Not all space seeding was nuclear. In 1960 the Department of Defense and MIT's Lincoln Laboratory announced a plan to launch 500 million tiny copper wires into an 1,800-mile orbital ring to serve as radio antennae. Since the Earth's
ionosphere was vulnerable to enemy attack by a thermonuclear detonation, and undersea cables might be cut by a hostile power, the military wanted to be able to guarantee secure worldwide communication channels, regardless of the protests of other nations about space debris or the concerns of astronomers about visual or radio interference. The first launch, in 1961, failed, but two years later the detritus injected by Project West Ford (originally called Project Needles) was used to bounce radio messages across the continent.

7.4 “Weather Modification”: (
above
) schematic drawing of the layout for a hoveringtype aircraft equipped with a nuclear heat source (note the lead-lined crew cabin and the little pinwheel blowers for air inlet and mixing); (
below
) nuclear weather modification helicopter in action (1) suppressing rain on one side of the mountain and (2) filling a reservoir on the other. (WEXLER PAPERS)

This is indeed geoengineering. The experiment effectively created an artificial ionosphere, “better” than the original since it would not be disrupted by magnetic storms or solar flares. Wexler, however, was concerned that the environmental effects of the cloud of needles had not been fully considered, including their effect on the Earth's heat budget, magnetic field, and ozone levels. Astronomers protested bitterly, since the layer of needles interfered with their observations, especially in the new field of radio astronomy.
⁵⁸
Although the cloud of needles behaved broadly as designed and mostly dispersed after about three years, rendering it useless for radio communication, as of 2010 some copper “needles” are still in orbit. Occasionally, one of them reenters the Earth's atmosphere and flashes briefly as it burns up as an artificial meteor. Astronomers soon will be forced to oppose proposals for solar radiation management, since any attempt to attenuate sunlight will also attenuate starlight (chapter 8).

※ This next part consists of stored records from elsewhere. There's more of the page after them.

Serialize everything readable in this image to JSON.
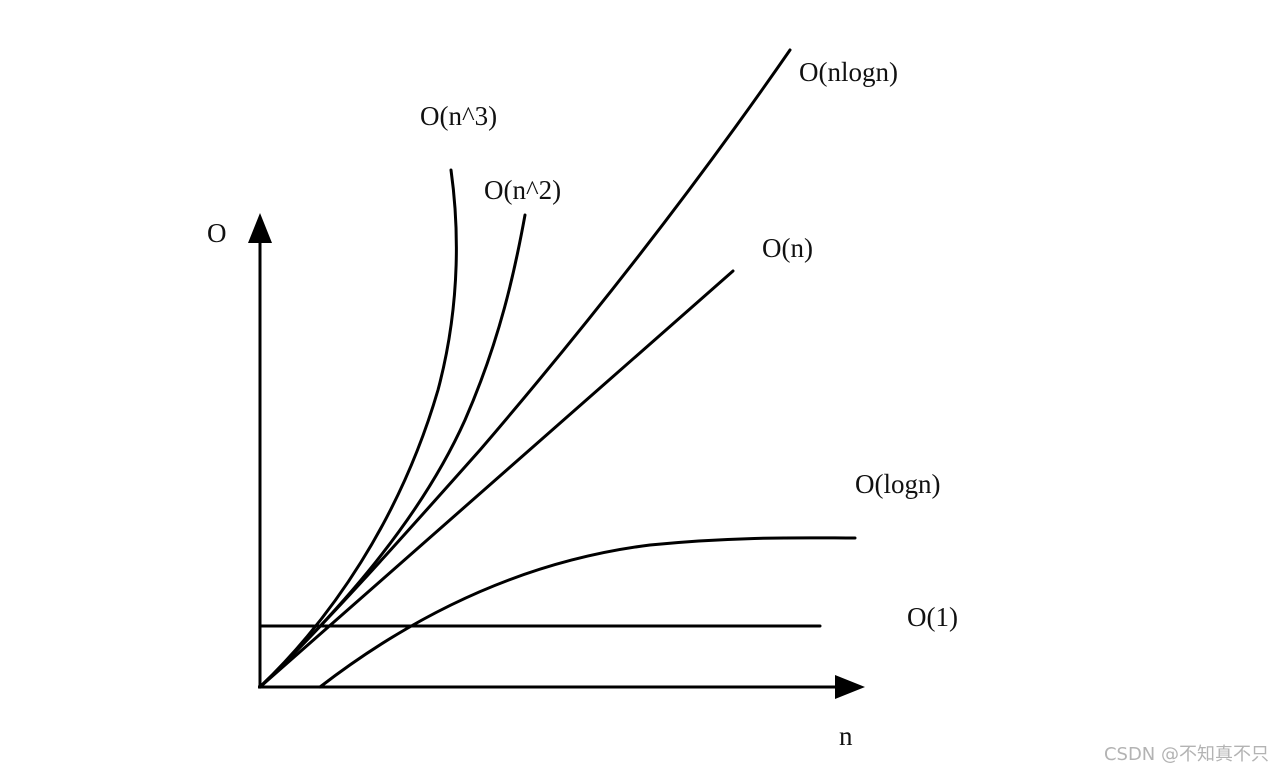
{
  "diagram": {
    "axes": {
      "y_label": "O",
      "x_label": "n"
    },
    "curves": [
      {
        "id": "o-n3",
        "label": "O(n^3)"
      },
      {
        "id": "o-n2",
        "label": "O(n^2)"
      },
      {
        "id": "o-nlogn",
        "label": "O(nlogn)"
      },
      {
        "id": "o-n",
        "label": "O(n)"
      },
      {
        "id": "o-logn",
        "label": "O(logn)"
      },
      {
        "id": "o-1",
        "label": "O(1)"
      }
    ]
  },
  "watermark": {
    "text": "CSDN @不知真不只"
  },
  "colors": {
    "ink": "#000000",
    "watermark": "#b3b3b3",
    "background": "#ffffff"
  }
}
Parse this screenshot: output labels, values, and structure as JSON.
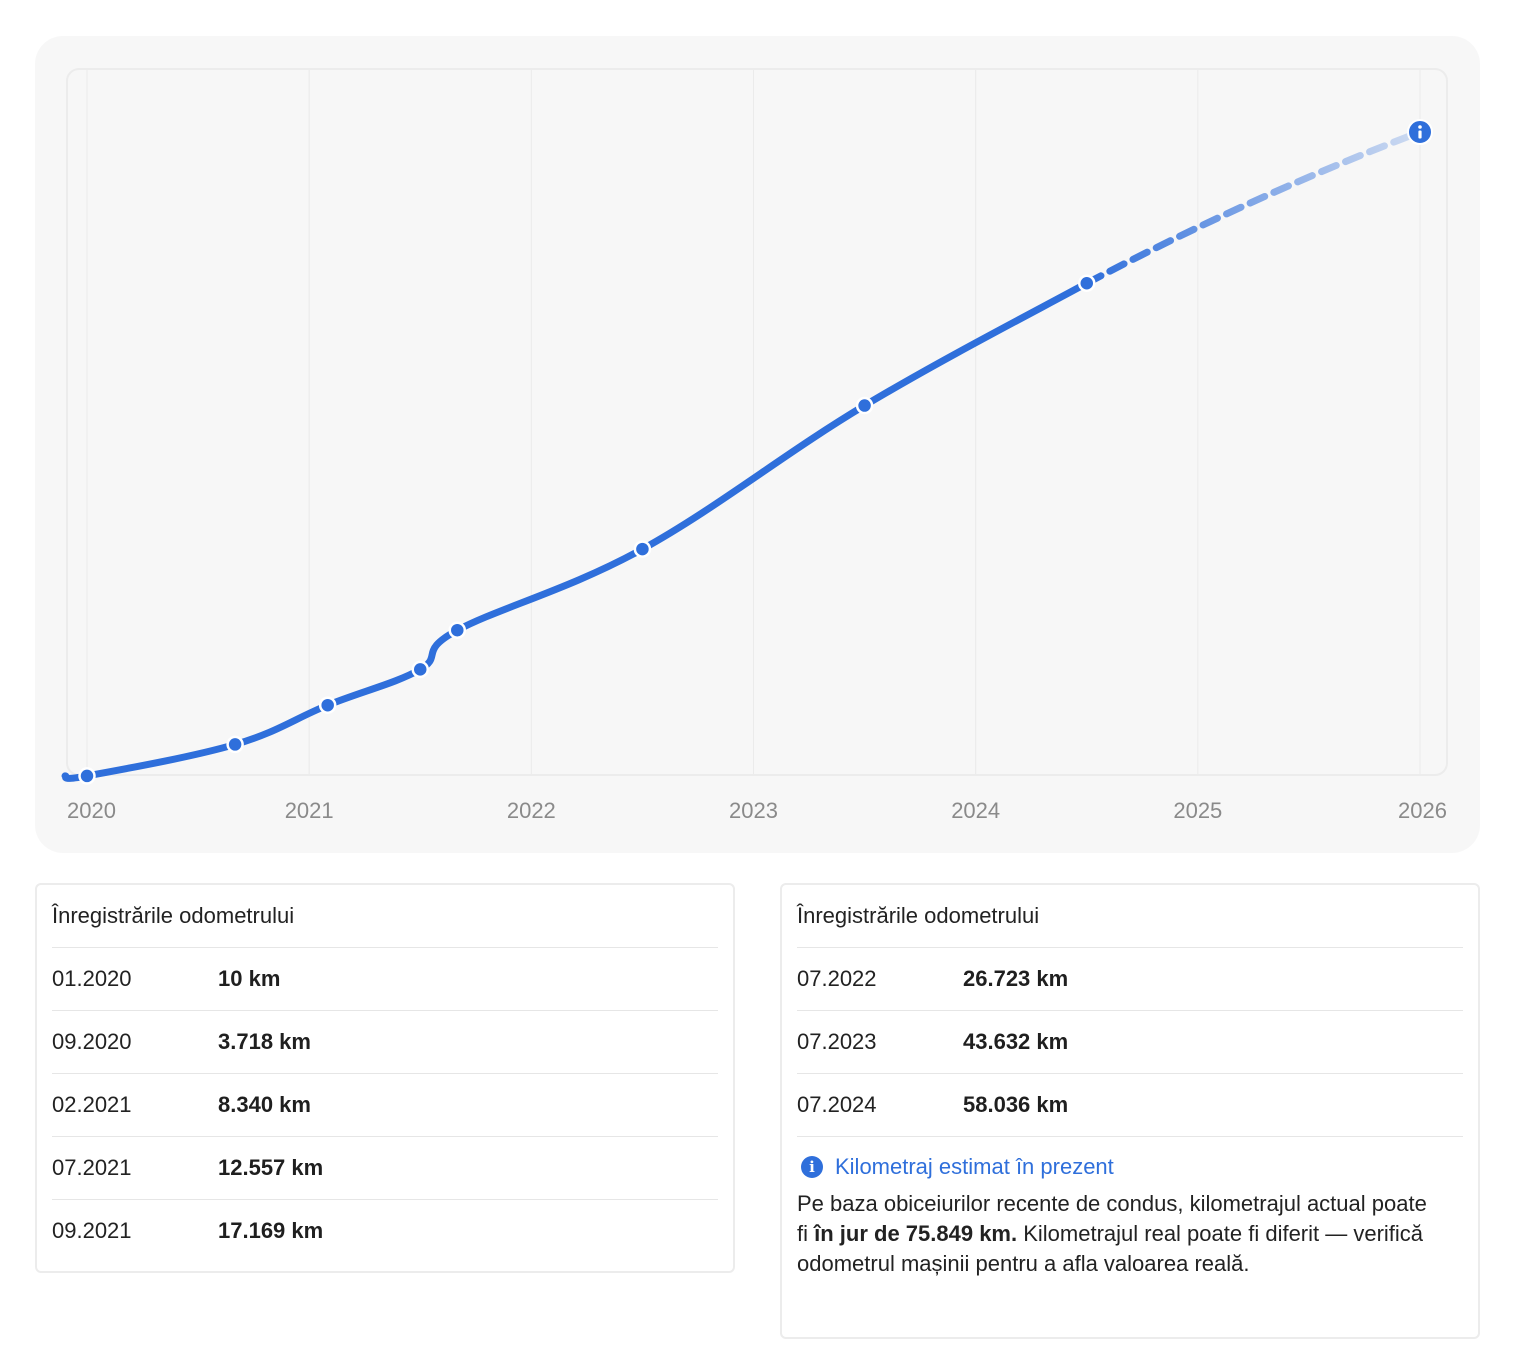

In February 1962, Wexler was informed of a review by an ad hoc panel at NASA convened to consider the “High Water Experiment,” the upcoming release of almost 100 tons of water into the ionosphere. The delivery vehicle was a Saturn test rocket to be launched from Cape Canaveral to an altitude of 65 miles and then destroyed. The panel, chaired by atmospheric scientist William W. Kellogg of the RAND Corporation, concluded, on the basis of some back-of-the-envelope calculations, that “it was unable to predict exactly what would happen following the rupture of the Saturn tanks.”
⁵⁹
They supposed that the water would boil instantly in the vacuum of space and then form ice crystals in a cloud about 6 miles wide and up to 20 miles long that would gradually fall out and dissipate downrange (figure 7.5). Some of the water would also dissociate, forming atomic O and H. Noctilucent clouds should form, and the radio properties of the ionosphere might be affected, with possible disruption to stratospheric ozone. The members of the panel knew that “introducing more H would change
something
” (4), but they could not say what. Nevertheless, they considered the scale of this test, literally a “drop in the bucket,” and predicted that “no major change in the atmosphere will take place that will hinder human activities” (1). They also predicted, correctly, that “in fact it may turn out to be hard to detect any effects at all (alas!), after the first few minutes” (1).